Yes – yes, he is the kind of friend with whom you chat late at night, and wax philosophical, and at one point he said that it bothers him that he will not see all of the future. “The best part of the show – and I’ll miss it.”

I asked how could he be sure it will be the best part at all… And he said something along the lines of “Baby, it’s the Future…” No, the capital F wasn’t there, but it was somehow implicit.

This startled me into a laugh – or at least a laughing emoticon. “Why,” I typed. “This is Midnight in Paris in reverse!”MiP

And it’s not quite, of course – but this optimistic faith that the best has yet to come, that the Golden Age lies ahead, and that the future is certain to be the best part of the show, struck me as quite specular to what seems to be the bottom line of the movie – until the hero learns better – and to my own view… or perhaps not.

Let me try to explain. To me the past is the Past, but perhaps not quite in the same way that the future is the Future to my friend. And I think I realised this with some surprise when, on my saying that Midnight in Paris resonates with me, my friend asked whether it’s a case of “Oh, How Lovely The Past Was”…

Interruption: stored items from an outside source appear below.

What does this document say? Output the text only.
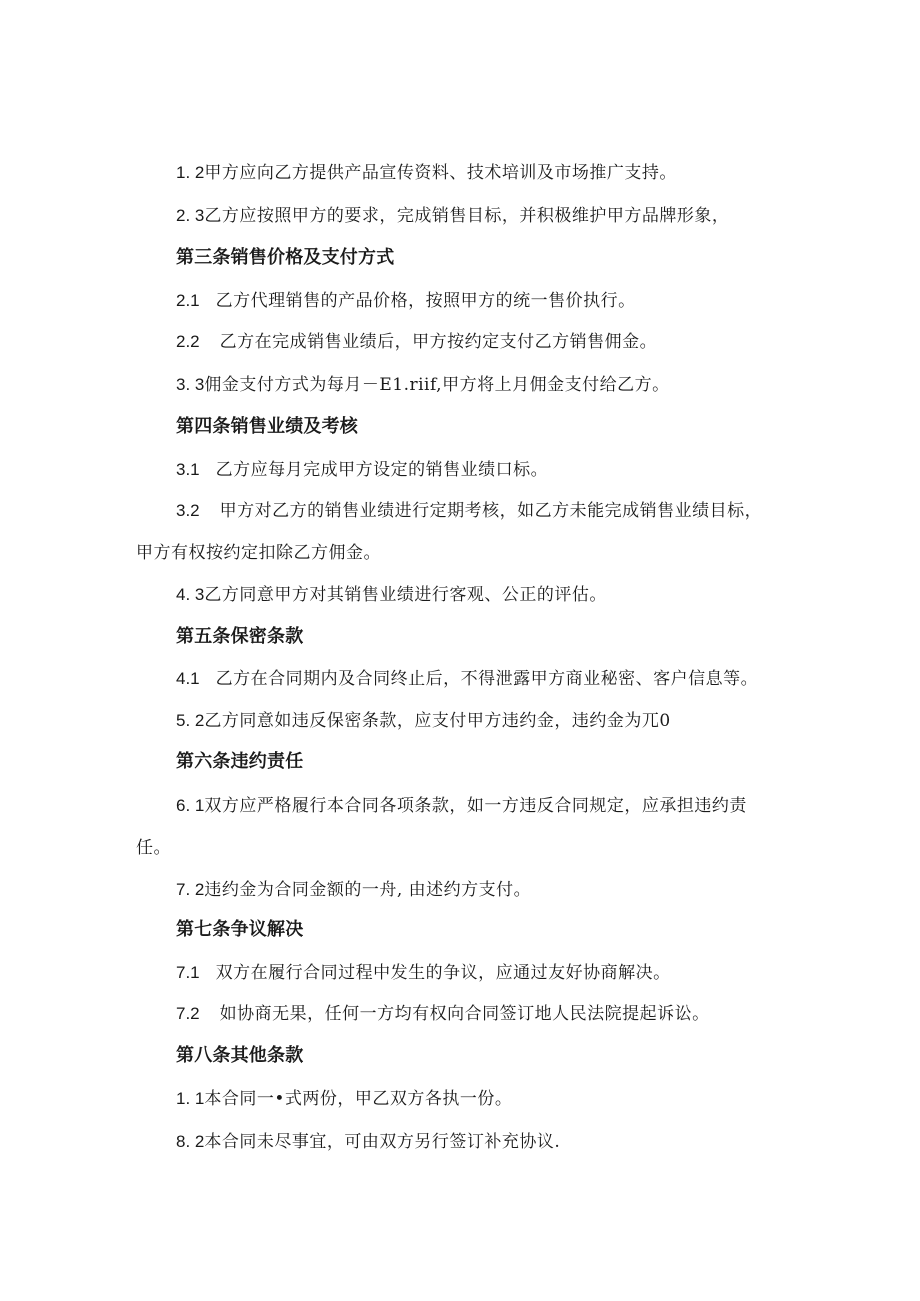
1. 2甲方应向乙方提供产品宣传资料、技术培训及市场推广支持。
2. 3乙方应按照甲方的要求，完成销售目标，并积极维护甲方品牌形象，
第三条销售价格及支付方式
2.1 乙方代理销售的产品价格，按照甲方的统一售价执行。
2.2 乙方在完成销售业绩后，甲方按约定支付乙方销售佣金。
3. 3佣金支付方式为每月－E1.riif,甲方将上月佣金支付给乙方。
第四条销售业绩及考核
3.1 乙方应每月完成甲方设定的销售业绩口标。
3.2 甲方对乙方的销售业绩进行定期考核，如乙方未能完成销售业绩目标，
甲方有权按约定扣除乙方佣金。
4. 3乙方同意甲方对其销售业绩进行客观、公正的评估。
第五条保密条款
4.1 乙方在合同期内及合同终止后，不得泄露甲方商业秘密、客户信息等。
5. 2乙方同意如违反保密条款，应支付甲方违约金，违约金为兀0
第六条违约责任
6. 1双方应严格履行本合同各项条款，如一方违反合同规定，应承担违约责
任。
7. 2违约金为合同金额的一舟, 由述约方支付。
第七条争议解决
7.1 双方在履行合同过程中发生的争议，应通过友好协商解决。
7.2 如协商无果，任何一方均有权向合同签订地人民法院提起诉讼。
第八条其他条款
1. 1本合同一•式两份，甲乙双方各执一份。
8. 2本合同未尽事宜，可由双方另行签订补充协议.
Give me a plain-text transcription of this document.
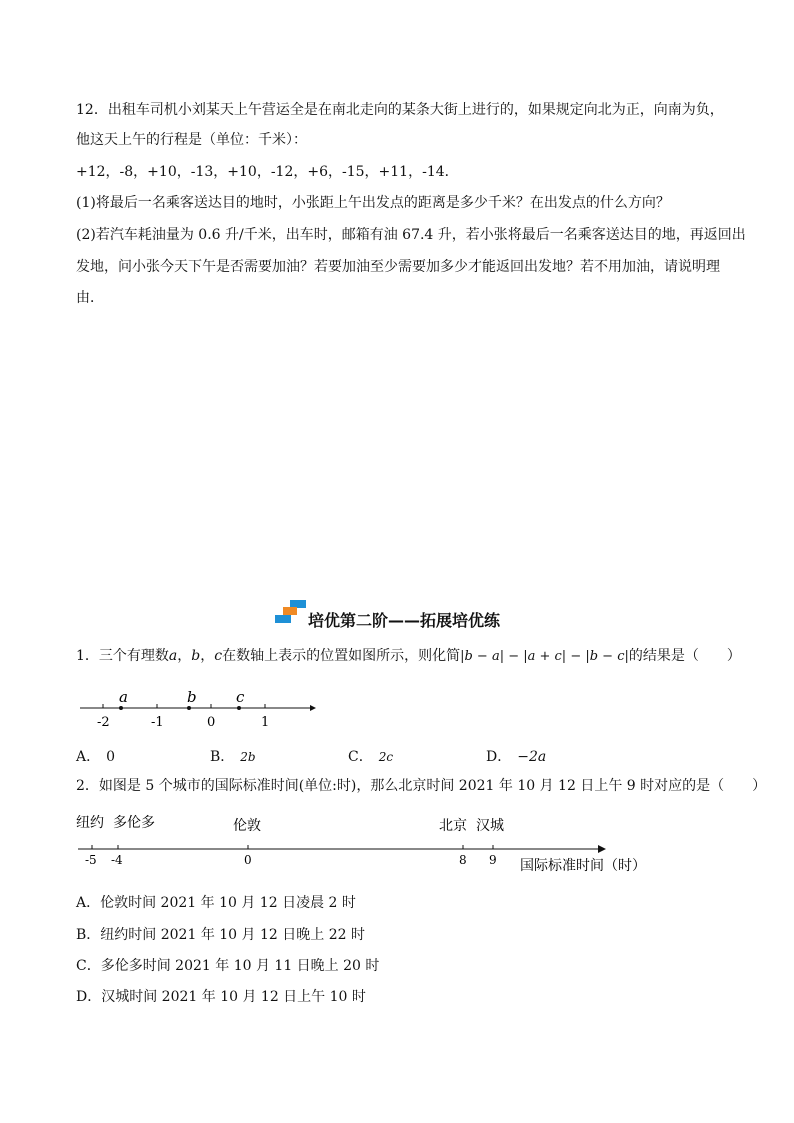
12．出租车司机小刘某天上午营运全是在南北走向的某条大街上进行的，如果规定向北为正，向南为负，
他这天上午的行程是（单位：千米）：
+12，-8，+10，-13，+10，-12，+6，-15，+11，-14．
(1)将最后一名乘客送达目的地时，小张距上午出发点的距离是多少千米？在出发点的什么方向？
(2)若汽车耗油量为 0.6 升/千米，出车时，邮箱有油 67.4 升，若小张将最后一名乘客送达目的地，再返回出
发地，问小张今天下午是否需要加油？若要加油至少需要加多少才能返回出发地？若不用加油，请说明理
由．
培优第二阶——拓展培优练
1．三个有理数a，b，c在数轴上表示的位置如图所示，则化简|b − a| − |a + c| − |b − c|的结果是（　　）
a	b	c
-2	-1	0	1
A． 0	B． 2b	C． 2c	D． −2a
2．如图是 5 个城市的国际标准时间(单位:时)，那么北京时间 2021 年 10 月 12 日上午 9 时对应的是（　　）
纽约 多伦多	伦敦	北京 汉城
-5 -4	0	8 9 国际标准时间（时）
A．伦敦时间 2021 年 10 月 12 日凌晨 2 时
B．纽约时间 2021 年 10 月 12 日晚上 22 时
C．多伦多时间 2021 年 10 月 11 日晚上 20 时
D．汉城时间 2021 年 10 月 12 日上午 10 时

And I could, in perfect honesty, answer that no, it’s not. Granted, I’d give a kingdom for the chance of a visit to Elizabethan London, to meet Kit Marlowe, Ned Alleyn, Shakespeare, Jonson, Watson, Raleigh, the Great Bess and the rest… But I wouldn’t stay there. I’m not sorry that I cannot live Back Then – and not because I have any wise notion about living in the present. Indeed, I’m not even sure that I’d love to be there (then…) as a visitor. Chances are that I’d find out I love my own idea of Elizabethan England more than the real thing.

I fear it’s a dangerous admission for an author of historical novels and plays, but there it is: while I spend much of my time in other centuries inside my head, I know perfectly well that no age is golden in its own eyes, and that the Past would lose its capital P, its golden light and much of its charm the instant it became the present.

So in the end, while my friend’s melancholy is that he’ll miss the best part of the show, my own is that the best part of the show may never have quite existed. Are you surprised if I tell you that we are still trying to decide which of us is the optimist?